Friend Cancelling Meet-Ups

Home Forums Get Advice, Give Advice Friend Cancelling Meet-Ups

Viewing 4 posts - 1 through 4 (of 4 total)
  • Author
    Posts
  • #1097440 Reply
    Rebecca
    Guest

    Dear Wendy,

    I have been a bit confused lately by the way my friend has been acting and I do not know what to do.

    She struggles with a few mental health problems, as well as experiencing terrible pain sometimes, so I am used to last minute cancellations. However, she would always make sure that things happened one way or another, and that we would (after not too much time) meetup.

    We have been living in different cities for a couple of years now and see each other every so often. In the last few months, we have been trying to arrange for her to come to visit. I keep suggesting that I could visit her instead, but she insists that she will come to me. However, whenever it comes to the day, she cancels. She always has an excuse. Last time it was that she had to work and this time it is that she forgot, misunderstood my messages that were talking about what we were going to do when she came to visit (so she still did not remember), and that she has to focus on a study she is doing and she has been in a lot of pain for nearly two weeks.

    At my Birthday and at Christmas she told me that she had sent me a present but they never arrived. She was also in London last weekend (I know because she said so on a group chat) despite being apparently in a lot of pain at the time. As a result, I don’t know if I can trust what she is saying and if she is just trying to put me off.

    I don’t know if I am being unfair, and I don’t want to give up on a good friend if it turns out that she isn’t trying to push me away at all. I know I have been stung by things from a previous friendship and that is probably affecting how I see things here, but I can’t help suspect that she’s just decided she doesn’t want to see me. What do you think I should do?
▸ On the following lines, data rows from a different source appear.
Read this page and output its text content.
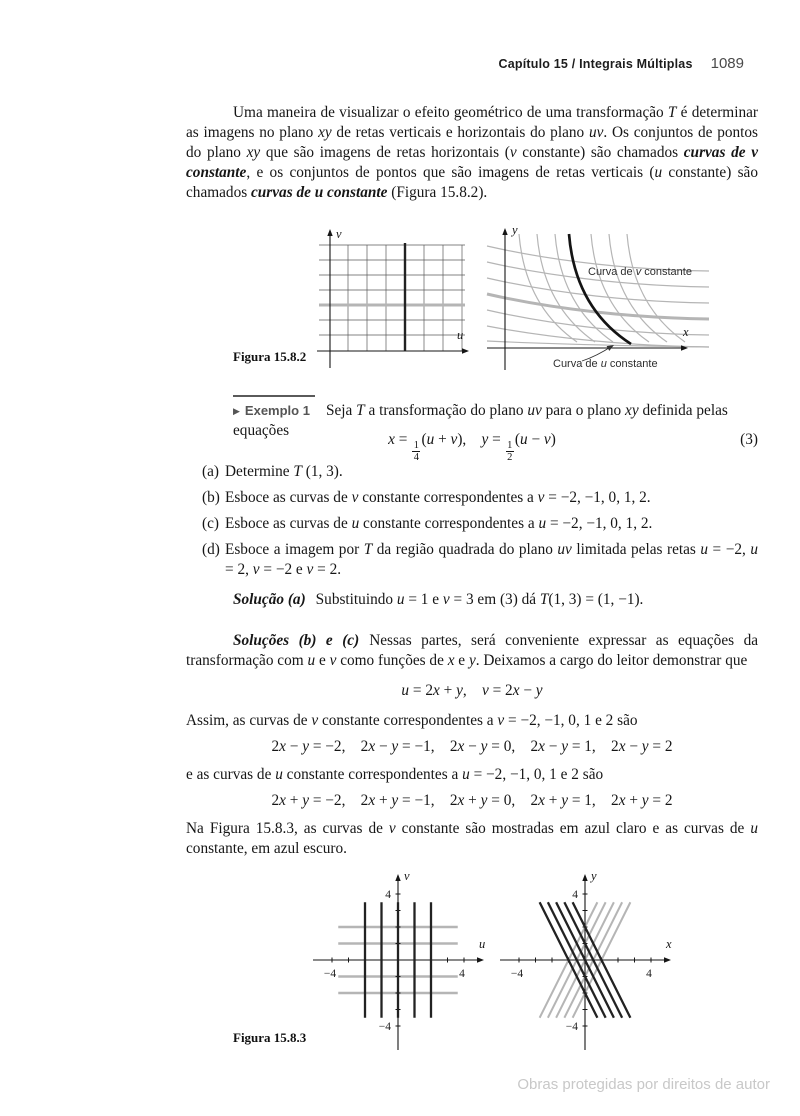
Capítulo 15 / Integrais Múltiplas 1089

Uma maneira de visualizar o efeito geométrico de uma transformação T é determinar as imagens no plano xy de retas verticais e horizontais do plano uv. Os conjuntos de pontos do plano xy que são imagens de retas horizontais (v constante) são chamados curvas de v constante, e os conjuntos de pontos que são imagens de retas verticais (u constante) são chamados curvas de u constante (Figura 15.8.2).

u
v
x
y
Curva de v constante
Curva de u constante
Figura 15.8.2
▶ Exemplo 1 Seja T a transformação do plano uv para o plano xy definida pelas equações
x =
$\frac{1}{4}$
(u + v),    y =
$\frac{1}{2}$
(u − v)	(3)
(a) Determine T (1, 3).
(b) Esboce as curvas de v constante correspondentes a v = −2, −1, 0, 1, 2.
(c) Esboce as curvas de u constante correspondentes a u = −2, −1, 0, 1, 2.
(d) Esboce a imagem por T da região quadrada do plano uv limitada pelas retas u = −2, u = 2, v = −2 e v = 2.

Solução (a) Substituindo u = 1 e v = 3 em (3) dá T(1, 3) = (1, −1).

Soluções (b) e (c) Nessas partes, será conveniente expressar as equações da transformação com u e v como funções de x e y. Deixamos a cargo do leitor demonstrar que

u = 2x + y,    v = 2x − y

Assim, as curvas de v constante correspondentes a v = −2, −1, 0, 1 e 2 são

2x − y = −2,    2x − y = −1,    2x − y = 0,    2x − y = 1,    2x − y = 2

e as curvas de u constante correspondentes a u = −2, −1, 0, 1 e 2 são

2x + y = −2,    2x + y = −1,    2x + y = 0,    2x + y = 1,    2x + y = 2

Na Figura 15.8.3, as curvas de v constante são mostradas em azul claro e as curvas de u constante, em azul escuro.

−4	4
4
−4
u
v
−4	4
4
−4
x
y
Figura 15.8.3
Obras protegidas por direitos de autor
    Thank you in advance for any advice you may give,

    Rebecca

    #1097442 Reply
    anonymousse
    Participant

    Do nothing and see if she reaches out.

    #1097446 Reply
    Copa
    Participant

    I agree with @anonymousse. I can appreciate that some people have chronic health issues that impact their day-to-day, but no-showing because she forgot you made plans makes her seem like a flake who falls back on her health issues to excuse poor behavior.

    #1097489 Reply
    Dear Wendy
    Keymaster

    I suspect your friend is trying to do a slow fade on you. I agree that if you do nothing and let her reach out to you, you’ll know whether she has interest in continuing this friendship if she reaches out to you. If three months go by and you haven’t heard from her, I’d assume the friendship is done. I don’t think if you asked her what was going on that you would get an honest answer, particularly if she really is trying to do a slow fade; she’ll just give you excuses. The best way to know whether she wants a friendship with you at this point is to let her show you. If she doesn’t, then that’s your answer.